Erika Theodoro: uma atriz que se redescobriu na pintura em tela
O ser humano possui uma relação muito íntima com a arte, seja no consumo ou de forma ativa, trabalhando com a produção e criação de peças na pintura, na música, além de esculturas, dança, cinema, livros e tantas outras possibilidades.
De forma resumida, a arte nada mais é que a expressão de emoções, do registro cultural e histórico por meio de valores estéticos como equilíbrio, harmonia, um elo com o divino. Parece simples na teoria, mas, como diz um famoso livro do saudoso jornalista Joelmir Beting, na prática a teoria é outra.
O artista se percebe e se descobre o tempo todo, passa por processos internos, é inquieto, está sempre buscando novas possibilidades de expressão. Parece uma loucura para quem olha de fora, mas quem está dentro desse aparente caos já está acostumado, pois essa é uma vivência cotidiana e diuturna.

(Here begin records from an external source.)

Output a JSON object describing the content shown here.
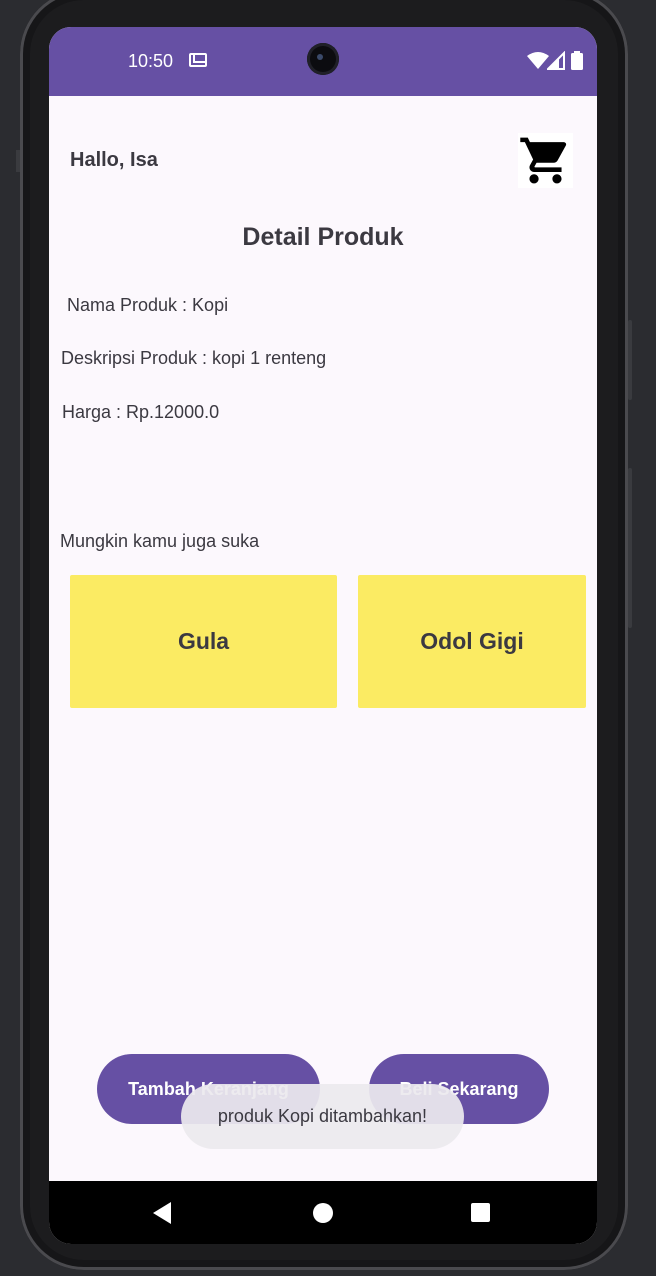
{
  "status_bar": {
    "time": "10:50",
    "icons": [
      "gmail-icon",
      "wifi-icon",
      "signal-icon",
      "battery-icon"
    ],
    "color": "#6650a4"
  },
  "header": {
    "greeting": "Hallo, Isa",
    "cart_icon": "shopping-cart-icon"
  },
  "page": {
    "title": "Detail Produk"
  },
  "product": {
    "name_line": "Nama Produk : Kopi",
    "description_line": "Deskripsi Produk : kopi 1 renteng",
    "price_line": "Harga : Rp.12000.0"
  },
  "suggestions": {
    "label": "Mungkin kamu juga suka",
    "items": [
      {
        "name": "Gula"
      },
      {
        "name": "Odol Gigi"
      }
    ],
    "card_color": "#fbeb63"
  },
  "actions": {
    "add_to_cart": "Tambah Keranjang",
    "buy_now": "Beli Sekarang",
    "button_color": "#6650a4"
  },
  "toast": {
    "message": "produk Kopi ditambahkan!"
  },
  "nav_bar": {
    "icons": [
      "back-icon",
      "home-icon",
      "recents-icon"
    ]
  }
}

Para falar um pouco sobre seu processo artístico e criativo e sobre um processo de autopercepção recente na carreira, eu conversei com Erika Theodoro, criadora do Theodoro.Art, um ateliê de pintura que cria quadros personalizados incríveis e também quadros fine art.

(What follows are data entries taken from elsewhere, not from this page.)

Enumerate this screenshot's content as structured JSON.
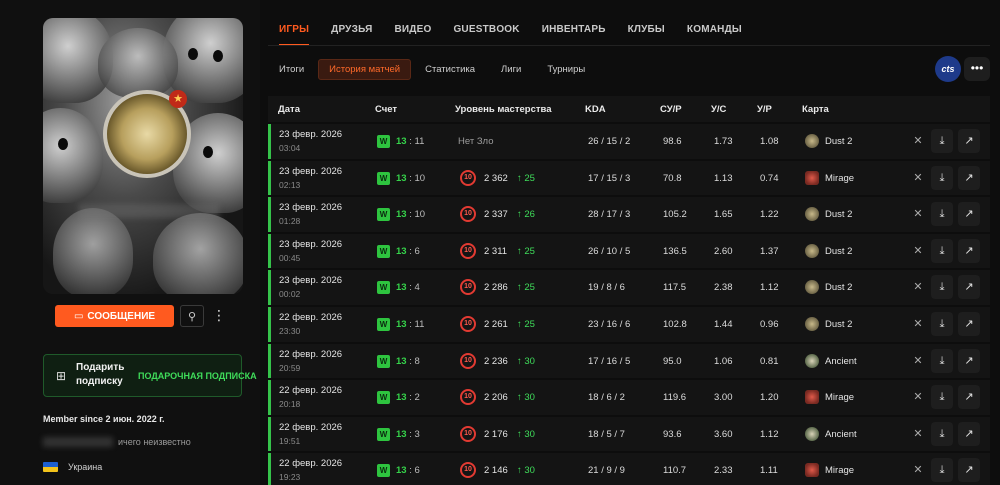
{
  "profile": {
    "message_button": "СООБЩЕНИЕ",
    "gift_title": "Подарить подписку",
    "gift_link": "ПОДАРОЧНАЯ ПОДПИСКА",
    "member_since": "Member since 2 июн. 2022 г.",
    "unknown_text": "ичего неизвестно",
    "country": "Украина"
  },
  "nav": {
    "tabs": [
      "ИГРЫ",
      "ДРУЗЬЯ",
      "ВИДЕО",
      "GUESTBOOK",
      "ИНВЕНТАРЬ",
      "КЛУБЫ",
      "КОМАНДЫ"
    ],
    "active_tab": "ИГРЫ",
    "subtabs": [
      "Итоги",
      "История матчей",
      "Статистика",
      "Лиги",
      "Турниры"
    ],
    "active_subtab": "История матчей",
    "cts_label": "cts",
    "more_label": "•••"
  },
  "table": {
    "headers": {
      "date": "Дата",
      "score": "Счет",
      "skill": "Уровень мастерства",
      "kda": "KDA",
      "adr": "СУ/Р",
      "kr": "У/С",
      "kd": "У/Р",
      "map": "Карта"
    },
    "rows": [
      {
        "date": "23 февр. 2026",
        "time": "03:04",
        "result": "W",
        "score_w": "13",
        "score_l": "11",
        "elo": "",
        "gain": "",
        "elo_text": "Нет Зло",
        "kda": "26 / 15 / 2",
        "adr": "98.6",
        "kr": "1.73",
        "kd": "1.08",
        "map": "Dust 2",
        "map_type": "dust"
      },
      {
        "date": "23 февр. 2026",
        "time": "02:13",
        "result": "W",
        "score_w": "13",
        "score_l": "10",
        "elo": "2 362",
        "gain": "↑ 25",
        "elo_text": "",
        "kda": "17 / 15 / 3",
        "adr": "70.8",
        "kr": "1.13",
        "kd": "0.74",
        "map": "Mirage",
        "map_type": "mirage"
      },
      {
        "date": "23 февр. 2026",
        "time": "01:28",
        "result": "W",
        "score_w": "13",
        "score_l": "10",
        "elo": "2 337",
        "gain": "↑ 26",
        "elo_text": "",
        "kda": "28 / 17 / 3",
        "adr": "105.2",
        "kr": "1.65",
        "kd": "1.22",
        "map": "Dust 2",
        "map_type": "dust"
      },
      {
        "date": "23 февр. 2026",
        "time": "00:45",
        "result": "W",
        "score_w": "13",
        "score_l": "6",
        "elo": "2 311",
        "gain": "↑ 25",
        "elo_text": "",
        "kda": "26 / 10 / 5",
        "adr": "136.5",
        "kr": "2.60",
        "kd": "1.37",
        "map": "Dust 2",
        "map_type": "dust"
      },
      {
        "date": "23 февр. 2026",
        "time": "00:02",
        "result": "W",
        "score_w": "13",
        "score_l": "4",
        "elo": "2 286",
        "gain": "↑ 25",
        "elo_text": "",
        "kda": "19 / 8 / 6",
        "adr": "117.5",
        "kr": "2.38",
        "kd": "1.12",
        "map": "Dust 2",
        "map_type": "dust"
      },
      {
        "date": "22 февр. 2026",
        "time": "23:30",
        "result": "W",
        "score_w": "13",
        "score_l": "11",
        "elo": "2 261",
        "gain": "↑ 25",
        "elo_text": "",
        "kda": "23 / 16 / 6",
        "adr": "102.8",
        "kr": "1.44",
        "kd": "0.96",
        "map": "Dust 2",
        "map_type": "dust"
      },
      {
        "date": "22 февр. 2026",
        "time": "20:59",
        "result": "W",
        "score_w": "13",
        "score_l": "8",
        "elo": "2 236",
        "gain": "↑ 30",
        "elo_text": "",
        "kda": "17 / 16 / 5",
        "adr": "95.0",
        "kr": "1.06",
        "kd": "0.81",
        "map": "Ancient",
        "map_type": "ancient"
      },
      {
        "date": "22 февр. 2026",
        "time": "20:18",
        "result": "W",
        "score_w": "13",
        "score_l": "2",
        "elo": "2 206",
        "gain": "↑ 30",
        "elo_text": "",
        "kda": "18 / 6 / 2",
        "adr": "119.6",
        "kr": "3.00",
        "kd": "1.20",
        "map": "Mirage",
        "map_type": "mirage"
      },
      {
        "date": "22 февр. 2026",
        "time": "19:51",
        "result": "W",
        "score_w": "13",
        "score_l": "3",
        "elo": "2 176",
        "gain": "↑ 30",
        "elo_text": "",
        "kda": "18 / 5 / 7",
        "adr": "93.6",
        "kr": "3.60",
        "kd": "1.12",
        "map": "Ancient",
        "map_type": "ancient"
      },
      {
        "date": "22 февр. 2026",
        "time": "19:23",
        "result": "W",
        "score_w": "13",
        "score_l": "6",
        "elo": "2 146",
        "gain": "↑ 30",
        "elo_text": "",
        "kda": "21 / 9 / 9",
        "adr": "110.7",
        "kr": "2.33",
        "kd": "1.11",
        "map": "Mirage",
        "map_type": "mirage"
      }
    ]
  },
  "colors": {
    "accent": "#ff5a1f",
    "win": "#35c24a",
    "elo_ring": "#e23a32",
    "background": "#0d0d0d"
  },
  "icons": {
    "message": "chat-icon",
    "friend": "add-friend-icon",
    "gift": "gift-icon",
    "compare": "compare-icon",
    "download": "download-icon",
    "external": "external-link-icon"
  }
}
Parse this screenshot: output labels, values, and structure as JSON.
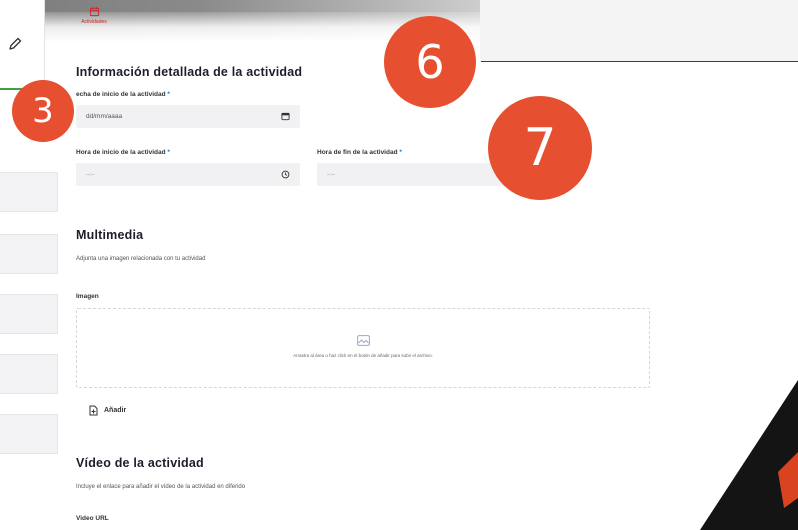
{
  "tab": {
    "label": "Actividades",
    "icon": "calendar-icon",
    "color": "#c62828"
  },
  "sections": {
    "details_title": "Información detallada de la actividad",
    "multimedia_title": "Multimedia",
    "multimedia_subtitle": "Adjunta una imagen relacionada con tu actividad",
    "video_title": "Vídeo de la actividad",
    "video_subtitle": "Incluye el enlace para añadir el vídeo de la actividad en diferido"
  },
  "fields": {
    "start_date": {
      "label": "echa de inicio de la actividad",
      "required_mark": "*",
      "placeholder": "dd/mm/aaaa"
    },
    "start_time": {
      "label": "Hora de inicio de la actividad",
      "required_mark": "*",
      "placeholder": "--:--"
    },
    "end_time": {
      "label": "Hora de fin de la actividad",
      "required_mark": "*",
      "placeholder": "--:--"
    },
    "image": {
      "label": "Imagen",
      "drop_text": "Arrastra al área o haz click en el botón de añadir para subir el archivo."
    },
    "video_url": {
      "label": "Video URL"
    }
  },
  "add_button": {
    "label": "Añadir"
  },
  "badges": [
    "3",
    "6",
    "7"
  ],
  "colors": {
    "badge": "#e64f2f",
    "accent_green": "#43a047",
    "required": "#1976d2"
  }
}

Nascida em 1980 na cidade de São Paulo, Erika é graduada em Artes Cênicas no INDAC e pós-graduada em Artes na Educação. Ela atua como atriz, diretora e professora de teatro há mais de 28 anos em cursos, oficinas, escolas, projetos sociais e culturais.
Aí, você, leitor, me pergunta: como uma atriz foi parar na pintura? A explicação, nas palavras da própria artista, é que tudo foi parte de um processo de autoconhecimento e conta que a pintura em tela está presente em sua vida desde a infância, mas foi abandonado por um tempo pois ela quis se dedicar ao teatro. Após anos atuando e dando vida a outros personagens, ela retomou um antigo projeto e se redescobriu.
Confira a entrevista:
Quando você começou a perceber o talento para a pintura?

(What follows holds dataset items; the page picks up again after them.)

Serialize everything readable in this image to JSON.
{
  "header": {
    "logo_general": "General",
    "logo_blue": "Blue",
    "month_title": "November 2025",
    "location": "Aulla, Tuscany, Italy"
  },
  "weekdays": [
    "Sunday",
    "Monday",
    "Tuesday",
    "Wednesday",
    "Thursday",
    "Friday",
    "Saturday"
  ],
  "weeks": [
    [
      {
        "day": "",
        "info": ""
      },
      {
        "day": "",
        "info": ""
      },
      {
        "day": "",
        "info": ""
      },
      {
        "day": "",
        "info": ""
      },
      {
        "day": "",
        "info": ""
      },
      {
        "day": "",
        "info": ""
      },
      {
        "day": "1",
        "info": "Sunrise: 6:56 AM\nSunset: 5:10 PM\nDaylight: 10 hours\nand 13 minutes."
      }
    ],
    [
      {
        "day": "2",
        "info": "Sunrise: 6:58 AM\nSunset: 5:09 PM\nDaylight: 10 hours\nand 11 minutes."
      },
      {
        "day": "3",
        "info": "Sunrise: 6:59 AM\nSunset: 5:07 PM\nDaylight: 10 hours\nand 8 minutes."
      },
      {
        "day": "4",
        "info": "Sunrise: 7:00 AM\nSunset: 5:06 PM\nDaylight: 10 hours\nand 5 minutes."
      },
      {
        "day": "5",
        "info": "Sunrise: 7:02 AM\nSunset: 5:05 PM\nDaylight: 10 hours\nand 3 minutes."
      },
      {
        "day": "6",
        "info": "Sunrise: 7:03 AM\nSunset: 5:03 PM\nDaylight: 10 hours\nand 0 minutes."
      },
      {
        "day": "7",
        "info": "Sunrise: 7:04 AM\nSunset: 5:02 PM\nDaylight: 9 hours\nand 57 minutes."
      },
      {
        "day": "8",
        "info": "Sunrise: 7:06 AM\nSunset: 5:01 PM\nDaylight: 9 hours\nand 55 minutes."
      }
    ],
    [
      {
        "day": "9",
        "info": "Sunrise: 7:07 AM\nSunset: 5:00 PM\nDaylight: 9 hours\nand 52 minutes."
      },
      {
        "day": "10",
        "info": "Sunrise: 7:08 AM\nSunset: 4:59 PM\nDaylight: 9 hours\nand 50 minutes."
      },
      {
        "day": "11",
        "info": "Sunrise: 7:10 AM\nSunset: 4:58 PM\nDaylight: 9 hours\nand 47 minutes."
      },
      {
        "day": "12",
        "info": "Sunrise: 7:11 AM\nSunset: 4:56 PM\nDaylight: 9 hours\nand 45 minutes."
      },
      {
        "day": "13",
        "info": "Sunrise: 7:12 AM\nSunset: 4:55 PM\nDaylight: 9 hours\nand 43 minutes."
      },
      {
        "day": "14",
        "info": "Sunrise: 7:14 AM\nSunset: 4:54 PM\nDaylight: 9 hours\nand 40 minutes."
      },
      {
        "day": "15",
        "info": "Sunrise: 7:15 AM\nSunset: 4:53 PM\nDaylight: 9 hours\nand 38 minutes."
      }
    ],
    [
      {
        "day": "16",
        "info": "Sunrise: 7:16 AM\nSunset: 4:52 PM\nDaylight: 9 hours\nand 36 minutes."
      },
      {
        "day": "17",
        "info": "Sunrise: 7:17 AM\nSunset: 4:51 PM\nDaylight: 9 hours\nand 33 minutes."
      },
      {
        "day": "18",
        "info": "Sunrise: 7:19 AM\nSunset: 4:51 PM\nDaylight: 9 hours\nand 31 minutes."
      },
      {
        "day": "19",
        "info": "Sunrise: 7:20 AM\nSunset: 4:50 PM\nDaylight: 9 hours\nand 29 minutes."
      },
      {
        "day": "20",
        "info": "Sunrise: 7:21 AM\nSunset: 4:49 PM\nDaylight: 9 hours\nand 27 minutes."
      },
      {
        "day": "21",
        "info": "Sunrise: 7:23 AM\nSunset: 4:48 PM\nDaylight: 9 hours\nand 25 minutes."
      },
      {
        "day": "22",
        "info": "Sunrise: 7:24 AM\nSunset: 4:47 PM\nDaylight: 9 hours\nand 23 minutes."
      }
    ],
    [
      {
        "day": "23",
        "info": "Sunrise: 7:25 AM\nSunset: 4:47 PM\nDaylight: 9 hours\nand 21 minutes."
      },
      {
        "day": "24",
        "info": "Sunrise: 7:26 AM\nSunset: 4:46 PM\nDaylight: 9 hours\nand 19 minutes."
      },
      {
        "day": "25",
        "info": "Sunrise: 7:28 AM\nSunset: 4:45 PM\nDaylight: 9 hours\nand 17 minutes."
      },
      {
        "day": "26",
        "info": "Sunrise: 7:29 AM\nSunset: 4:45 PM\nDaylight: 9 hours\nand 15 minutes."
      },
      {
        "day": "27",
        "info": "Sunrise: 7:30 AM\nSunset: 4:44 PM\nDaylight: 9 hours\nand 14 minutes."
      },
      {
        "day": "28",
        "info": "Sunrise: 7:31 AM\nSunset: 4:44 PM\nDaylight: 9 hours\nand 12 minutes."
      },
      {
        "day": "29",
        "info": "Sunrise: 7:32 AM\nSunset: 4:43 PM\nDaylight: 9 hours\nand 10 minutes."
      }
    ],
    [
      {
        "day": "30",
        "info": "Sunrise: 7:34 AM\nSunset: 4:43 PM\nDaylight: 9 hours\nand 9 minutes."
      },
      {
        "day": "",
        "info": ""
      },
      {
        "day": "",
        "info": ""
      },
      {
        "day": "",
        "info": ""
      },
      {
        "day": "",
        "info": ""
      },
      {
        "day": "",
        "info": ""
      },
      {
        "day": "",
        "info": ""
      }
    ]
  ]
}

Me apaixonei pela pintura quando eu era criança, por volta dos 8-10 anos de idade, por aí. Em uma aula de arte na escola, fomos para o Horto Florestal [de Rio Claro, no interior de São Paulo] para pintar a paisagem. Escolhi uma árvore que ficava de frente para um lago. Era outono, lembro como se fosse hoje, os quatros tons da árvore me chamaram a atenção, o desafio de fazer a réplica de algo tão perfeito da natureza me deixou inspirada e desafiada, o que me conectou com algo que acredito que venha ser da minha alma, do meu espírito. Ao terminar, eu disse, que seria Marchand [profissional que presta serviço de agenciamento de um artista ou de um conjunto de artistas, perante o mercado artístico]. Até meus 17 anos, esse era meu objetivo: fazer faculdade de Artes Plásticas e depois Artes Cênicas. Mas, infelizmente, nessa época eu não pintava mais.
Por que você parou de pintar?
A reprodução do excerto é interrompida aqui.